Why same-sex couples should consider a second parent adoption if you or your partner conceived a child through sperm or embryo donation.
In 2014, the California legislature added Family Code section 9000.5 which simplifies a stepparent adoption in cases where one spouse gave birth to a child during a marriage or domestic partnership by removing the requirement of a home study or home visit prior to the adoption. Previously, home studies costing $700 were required for all second parent adoptions which could take months to complete. The result is a “second parent” or “confirmatory” adoption which is easier than ever for lesbian couples who conceived a child during their marriage or domestic partnership. This Family Code section also applies surrogacy births where the parties were married at the time of conception but one party is not on the birth certificate.
When you should consider a second parent adoption if your partner conceived a child through sperm or embryo donation:
1. If you are a same-sex couple that may move out of California in the future. One should not assume that listing both spouses on the birth certificate of the child guarantees the parent-child relationship. States are not required to recognize birth certificates, and case law finds that the birth certificate is not an official act but merely a recording of what two parents report to a county clerk. An adoption order is an official act entitled to recognition under the Full Faith and Credit clause of the Constitution. Every state differs in its recognition of children born in a marriage, some are gender-specific to recognize only fathers of children born to their spouses as natural parents. So the parentage of same sex couples may be recognized in California but not elsewhere.
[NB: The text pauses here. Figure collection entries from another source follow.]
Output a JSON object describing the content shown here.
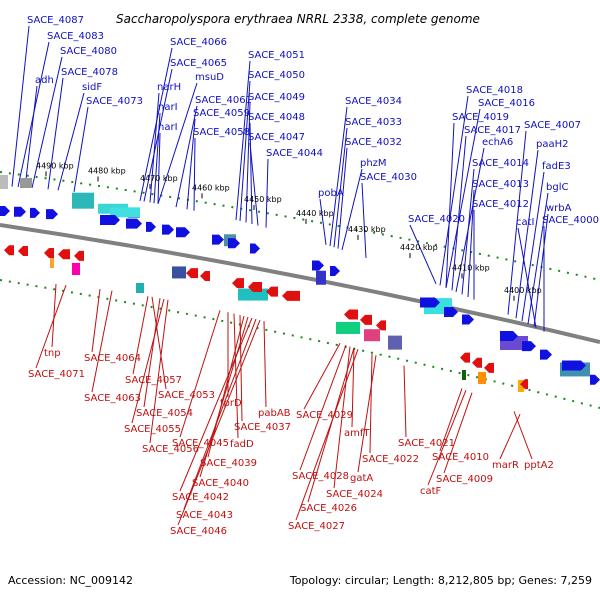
{
  "title": "Saccharopolyspora erythraea NRRL 2338, complete genome",
  "footer": {
    "accession": "Accession: NC_009142",
    "summary": "Topology: circular; Length: 8,212,805 bp; Genes: 7,259"
  },
  "colors": {
    "forward": "#1010e0",
    "reverse": "#e01010",
    "backbone": "#808080",
    "tick_dots": "#1a8a1a"
  },
  "scale_ticks": [
    "4490 kbp",
    "4480 kbp",
    "4470 kbp",
    "4460 kbp",
    "4450 kbp",
    "4440 kbp",
    "4430 kbp",
    "4420 kbp",
    "4410 kbp",
    "4400 kbp"
  ],
  "top_labels": [
    "SACE_4087",
    "SACE_4083",
    "adh",
    "SACE_4080",
    "SACE_4078",
    "sidF",
    "SACE_4073",
    "SACE_4066",
    "SACE_4065",
    "narH",
    "msuD",
    "narI",
    "SACE_4061",
    "narI",
    "SACE_4059",
    "SACE_4058",
    "SACE_4051",
    "SACE_4050",
    "SACE_4049",
    "SACE_4048",
    "SACE_4047",
    "SACE_4044",
    "SACE_4034",
    "SACE_4033",
    "SACE_4032",
    "phzM",
    "SACE_4030",
    "pobA",
    "SACE_4018",
    "SACE_4016",
    "SACE_4019",
    "SACE_4017",
    "echA6",
    "SACE_4014",
    "SACE_4013",
    "SACE_4012",
    "SACE_4020",
    "SACE_4007",
    "paaH2",
    "fadE3",
    "bglC",
    "wrbA",
    "catI",
    "SACE_4000"
  ],
  "bottom_labels": [
    "tnp",
    "SACE_4071",
    "SACE_4064",
    "SACE_4063",
    "SACE_4057",
    "SACE_4053",
    "SACE_4054",
    "SACE_4055",
    "SACE_4056",
    "SACE_4045",
    "fprD",
    "fadD",
    "SACE_4037",
    "pabAB",
    "SACE_4039",
    "SACE_4040",
    "SACE_4042",
    "SACE_4043",
    "SACE_4046",
    "SACE_4029",
    "amfT",
    "SACE_4021",
    "SACE_4022",
    "gatA",
    "SACE_4028",
    "SACE_4024",
    "SACE_4026",
    "SACE_4027",
    "SACE_4010",
    "SACE_4009",
    "catF",
    "marR",
    "pptA2"
  ]
}
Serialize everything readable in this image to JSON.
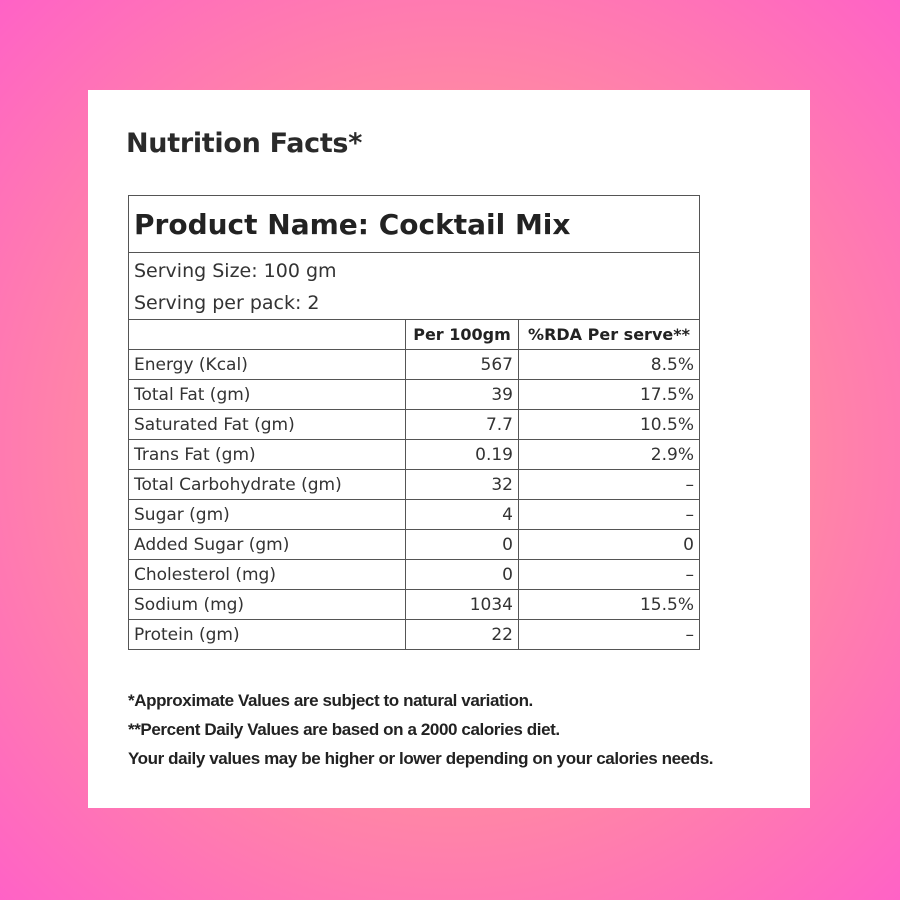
{
  "title": "Nutrition Facts*",
  "table": {
    "product": "Product Name: Cocktail Mix",
    "serving_size": "Serving Size: 100 gm",
    "servings_per_pack": "Serving per pack: 2",
    "header": [
      "Per 100gm",
      "%RDA Per serve**"
    ],
    "rows": [
      [
        "Energy (Kcal)",
        "567",
        "8.5%"
      ],
      [
        "Total Fat (gm)",
        "39",
        "17.5%"
      ],
      [
        "Saturated Fat (gm)",
        "7.7",
        "10.5%"
      ],
      [
        "Trans Fat (gm)",
        "0.19",
        "2.9%"
      ],
      [
        "Total Carbohydrate (gm)",
        "32",
        "–"
      ],
      [
        "Sugar (gm)",
        "4",
        "–"
      ],
      [
        "Added Sugar (gm)",
        "0",
        "0"
      ],
      [
        "Cholesterol (mg)",
        "0",
        "–"
      ],
      [
        "Sodium (mg)",
        "1034",
        "15.5%"
      ],
      [
        "Protein (gm)",
        "22",
        "–"
      ]
    ]
  },
  "footnotes": [
    "*Approximate Values are subject to natural variation.",
    "**Percent Daily Values are based on a 2000 calories diet.",
    "Your daily values may be higher or lower depending on your calories needs."
  ]
}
2. If you did not use a licensed physician, surgeon, sperm bank, or clinic for your sperm donation. Some women have used home do-it-yourself methods for artificial insemination; others use intercourse. In the first case, a written agreement prior to insemination needs to be in place; in the latter case, no contract between donor and mother will terminate the donor’s parental rights. In these cases, a second parent adoption should be used to ensure that the spouse of the natural mother is recognized as the parent in the adoption.
When would the lack of an adoption order cause problems?
In some cases, sperm donors have sought visitation or custody rights; if the donor agreement which establishes no parental claims is not recognized in the state they seek visitation rights, they may be found to have rights as a parent. In the case of divorce, the other parent may claim that they are not responsible for child support. If the state does not recognize the surrogacy or sperm donor’s consent, then parental rights may be established in favor of the donor. A second parent adoption would terminate whatever rights might exist by virtue of the donor’s blood relationship to the child.
What about for surrogacy?
The Family Code also provides that for spouses or domestic partners in surrogacy where only one spouse is established through the proceeding to establish parentage or Uniform Parentage Act, the spouse is also entitled to a streamlined adoption. So spouses who end up not being on the birth certificate for surrogacy may be able to apply for a second parent adoption. Under this procedure, the spouse who is not on the judgment or birth certificate can receive an adoption order to be added as a parent on the birth certificate or delayed registration of birth if the birth certificate is foreign.